TOM HARRIS nails the nationalists’ latest NHS lie 

 

It’s called “Project Fear” by the nationalists; any attempt by Better Together (aka “No Thanks”) to warn voters of some of the downsides to Scottish independence is seen as negative campaigning. Only the Yes campaign is invariably positive and life-affirming.

Apparently.

It was never true, of course. And when the much-anticipated Yes lead in the polls failed to materialise during the summer, Salmond’s campaign stopped even trying to pretend it was so. So now we have “Project Feart”. The Scottish NHS, the police and free personal care – all of them specifically devolved to the Scottish Parliament – are at risk from Westminster in the event of a No vote, we’re now told.

It’s a lie, and not even a very good one. Let’s start with the foundation of the nationalists’ claim, that the NHS in England is being privatised in order to reduce the health budget, and therefore the public spending total and, consequently, the Scottish block grant as calculated by the Barnett Formula.

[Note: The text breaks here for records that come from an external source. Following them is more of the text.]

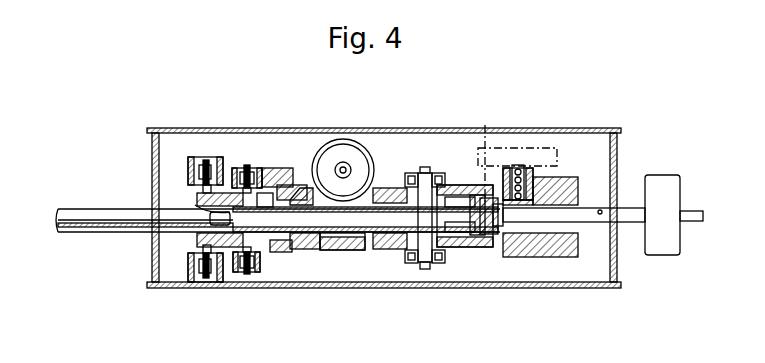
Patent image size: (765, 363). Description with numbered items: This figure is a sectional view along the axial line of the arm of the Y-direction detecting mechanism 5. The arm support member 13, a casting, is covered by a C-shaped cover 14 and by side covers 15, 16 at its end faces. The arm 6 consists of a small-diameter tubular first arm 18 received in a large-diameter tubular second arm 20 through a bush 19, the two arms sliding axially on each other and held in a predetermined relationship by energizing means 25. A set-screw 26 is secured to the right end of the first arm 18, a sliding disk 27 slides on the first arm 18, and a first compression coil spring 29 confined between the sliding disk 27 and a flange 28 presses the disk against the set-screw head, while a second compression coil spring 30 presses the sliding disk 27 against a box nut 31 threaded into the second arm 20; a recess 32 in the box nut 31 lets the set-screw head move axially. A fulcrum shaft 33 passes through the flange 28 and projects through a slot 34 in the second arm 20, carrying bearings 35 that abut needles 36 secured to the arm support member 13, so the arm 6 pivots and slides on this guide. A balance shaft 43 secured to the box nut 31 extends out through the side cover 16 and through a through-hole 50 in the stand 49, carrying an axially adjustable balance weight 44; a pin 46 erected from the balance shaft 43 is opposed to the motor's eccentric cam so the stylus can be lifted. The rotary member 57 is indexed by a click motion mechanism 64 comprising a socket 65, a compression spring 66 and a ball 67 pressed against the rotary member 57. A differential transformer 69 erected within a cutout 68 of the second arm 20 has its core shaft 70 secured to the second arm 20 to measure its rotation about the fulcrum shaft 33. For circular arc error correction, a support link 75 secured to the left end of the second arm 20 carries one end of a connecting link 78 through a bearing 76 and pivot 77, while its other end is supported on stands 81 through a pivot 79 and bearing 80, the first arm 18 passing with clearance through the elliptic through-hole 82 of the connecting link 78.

The Y-direction detecting mechanism 5 is at (612, 128).
The arm 6 is at (82, 229).
The arm support member 13 is at (427, 135).
The cover 14 is at (399, 128).
The side cover 15 is at (152, 255).
The side cover 16 is at (617, 142).
The first arm 18 is at (332, 250).
The bush 19 is at (303, 249).
The second arm 20 is at (360, 250).
The energizing means 25 is at (457, 312).
The set-screw 26 is at (500, 260).
The sliding disk 27 is at (480, 247).
The flange 28 is at (392, 250).
The first compression coil spring 29 is at (462, 256).
The second compression coil spring 30 is at (478, 255).
The box nut 31 is at (505, 247).
The recess 32 is at (485, 156).
The fulcrum shaft 33 is at (405, 190).
The slot 34 is at (448, 188).
The bearings 35 is at (412, 173).
The needles 36 is at (439, 173).
The balance shaft 43 is at (690, 211).
The balance weight 44 is at (664, 178).
The pin 46 is at (600, 209).
The stand 49 is at (560, 178).
The through-hole 50 is at (576, 240).
The rotary member 57 is at (506, 150).
The click motion mechanism 64 is at (535, 112).
The socket 65 is at (520, 183).
The compression spring 66 is at (519, 177).
The ball 67 is at (522, 170).
The cutout 68 is at (304, 188).
The differential transformer 69 is at (339, 144).
The core shaft 70 is at (348, 165).
The support link 75 is at (275, 168).
The bearing 76 is at (242, 168).
The pivot 77 is at (250, 168).
The connecting link 78 is at (200, 238).
The pivot 79 is at (203, 170).
The bearing 80 is at (214, 170).
The stands 81 is at (192, 160).
The through-hole 82 is at (208, 210).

First of all, the Scottish block grant is not calculated as a proportion of health spending at all; it’s based on the total amount of public spending in England. So how is this dastardly plot by the evil Tories working out? Spending must be a mere fraction of what it was when Cameron came to power, what with all that austerity since then, yes?

Well, no, actually.

Public spending in 2010/11 was £692.4 billion. This year it’s £731 billion. In 2016/17 it’s forecast to be £755.1 billion.

Ah, but surely Cameron will revert to type after next May when he wins his overall majority, and copies the slashing agenda of his political hero, the arch-monetarist, Margaret Thatcher?

Well, setting aside the fact that the Tories are flatlining in the polls at pretty much the level they’ve been at since Black Wednesday in September 1992, Thatcher’s record on public spending is not what most might think. When she arrived in office in May 1979, public spending was £93.6 billion. By the time she left in November 1990 that figure had shot up by 243 per cent (!) to £227.5 billion – a period that included a deep recession.

Even Thatcher didn’t achieve a reduction, partly because the economics didn’t justify it and partly because she was more focused on reducing public spending as a proportion of GDP – which also would have no effect whatsoever on the Scottish block grant. And if Thatcher couldn’t achieve it, and didn’t even want it, who can honestly claim her pale imitation in Downing Street is even going to come close?

The second lie being perpetrated by the health minister Alex Neil and the Yes campaign is that the increasing use of private companies to provide healthcare in England will lead to a reduction in the health bill. Really? The SNP are so enamoured of the principle of privatisation that they assume costs will actually go DOWN as a result of privatisation? Maybe it’s because their rail fares and energy bills have plummeted so much since privatisation. Oh, wait…

And thirdly, English voters, being a right wing homogenised lump, are not just relaxed about the privatisation of their NHS, they’re positively cheering it on. You know, because they’re so right wing. Unlike all Scots, who are all left wing…

What a pity they didn’t bother to look at the many polls that show that even English Conservative voters want the NHS to remain in public hands. No government at Westminster could possibly survive if it privatised the health service.

And that’s setting aside the fact that in Scotland, Alex Neil himself has presided over a massive increase in the work being done for the NHS by private companies. I do not criticise him for that – patients need to be treated, free at the point of use, at the earliest opportunity, and if the only way of achieving that when the NHS is under pressure is to use private contractors, fine.

But the allegation that somehow a service that is wholly devolved, and is dependent on an inevitably increasing block grant, is somehow under threat if we remain in the UK, is a lie, pure and simple.

And then, just to add that extra bit of farce (to the musical accompaniment of tuba and swanee kazoo), in walks the First Minister with his latest bit of inspiration: he’ll include, in the constitution he’s kindly agreed to write for us, a guarantee that the Scottish NHS will remain in public hands.

Think about that for a moment: a man whose party thinks we need independence because we’re all so much more left wing than the rest of Britain believes, nevertheless, that the NHS needs to be protected from that same electorate in the event of its choosing a government so right wing that it would seek to privatise the health service! Come on, Eck! Have a bit more faith is us than that!

So here’s a question for every SNP MSP hoping to stand for Holyrood in 2016: if there’s a No vote on September 18, will you stick to your view that privatisation of our NHS is inevitable, and that another SNP administration in the devolved Scottish Parliament can do nothing to prevent it?

 Tom Harris is the MP for Glasgow South. He’s considering voting No.